Discovery of X-ray pulsations in the Be/X-ray binary IGR J06074+2205

TL;DR

This study reports the discovery of X-ray pulsations in the Be/X-ray binary IGR J06074+2205 during a disk-loss episode, confirming its nature and suggesting ongoing accretion as the source of X-ray emission.

Contribution

First detection of X-ray pulsations in IGR J06074+2205 during disk absence, providing insights into accretion processes in quiescent Be/X-ray binaries.

Findings

X-ray pulsations with a period of 373.2 s were discovered.

The X-ray spectrum is well described by an absorbed power law and blackbody.

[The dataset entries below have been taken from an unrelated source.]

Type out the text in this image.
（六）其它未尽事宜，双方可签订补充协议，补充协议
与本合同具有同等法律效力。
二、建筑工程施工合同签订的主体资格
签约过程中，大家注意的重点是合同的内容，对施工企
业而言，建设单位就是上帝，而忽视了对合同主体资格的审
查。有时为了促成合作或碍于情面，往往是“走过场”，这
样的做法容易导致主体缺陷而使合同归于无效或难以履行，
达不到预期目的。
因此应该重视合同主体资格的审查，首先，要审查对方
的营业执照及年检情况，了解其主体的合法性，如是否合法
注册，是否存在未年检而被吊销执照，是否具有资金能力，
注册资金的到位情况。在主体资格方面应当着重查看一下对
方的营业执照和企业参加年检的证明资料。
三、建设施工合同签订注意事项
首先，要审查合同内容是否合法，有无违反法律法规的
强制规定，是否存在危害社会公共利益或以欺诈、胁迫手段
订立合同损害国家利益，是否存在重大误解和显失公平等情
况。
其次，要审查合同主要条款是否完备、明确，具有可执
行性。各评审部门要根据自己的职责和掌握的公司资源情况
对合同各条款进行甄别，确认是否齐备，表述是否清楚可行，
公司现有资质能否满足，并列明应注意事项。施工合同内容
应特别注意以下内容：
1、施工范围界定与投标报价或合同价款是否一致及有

Accretion is confirmed as the source of X-ray emission during disk loss.

Abstract

IGR J06074+2205 is a poorly studied X-ray source with a Be star companion. It has been proposed to belong to the group of Be/X-ray binaries. In Be/X-ray binaries, accretion onto the neutron star occurs via the transfer of material from the Be star's circumstellar disk. Thus, in the absence of the disk, no X-ray should be detected. The main goal of this work is to study the quiescent X-ray emission of IGR J06074+2205 during a disk-loss episode. We show that at the time of the XMM-Newton observation the decretion disk around the Be star had vanished. Still, accretion appears as the source of energy that powers the high-energy radiation in IGR J06074+2205. We report the discovery of X-ray pulsations with a pulse period of 373.2 s and a pulse fraction of ~50%. The $0.4-12$ keV spectrum is well described by an absorbed power law and blackbody components with the best fitting parameters: $N_{\rm H}=(6.2\pm0.5) \times 10^{21}$ cm$^{-2}$, $kT_{\rm bb}=1.16\pm0.03$ keV, and $\Gamma=1.5\pm0.1$ The absorbed X-ray luminosity is $L_{\rm X}=1.4 \times 10^{34}$ erg s$^{-1}$ assuming a distance of 4.5 kpc. The detection of X-ray pulsations confirms the nature of IGR J06074+2205 as a Be/X-ray binary. We discuss various scenarios to explain the quiescent X-ray emission of this pulsar. We rule out cooling of the neutron star surface and magnetospheric emission and conclude that accretion is the most likely scenario. The origin of the accreted material remains an open question.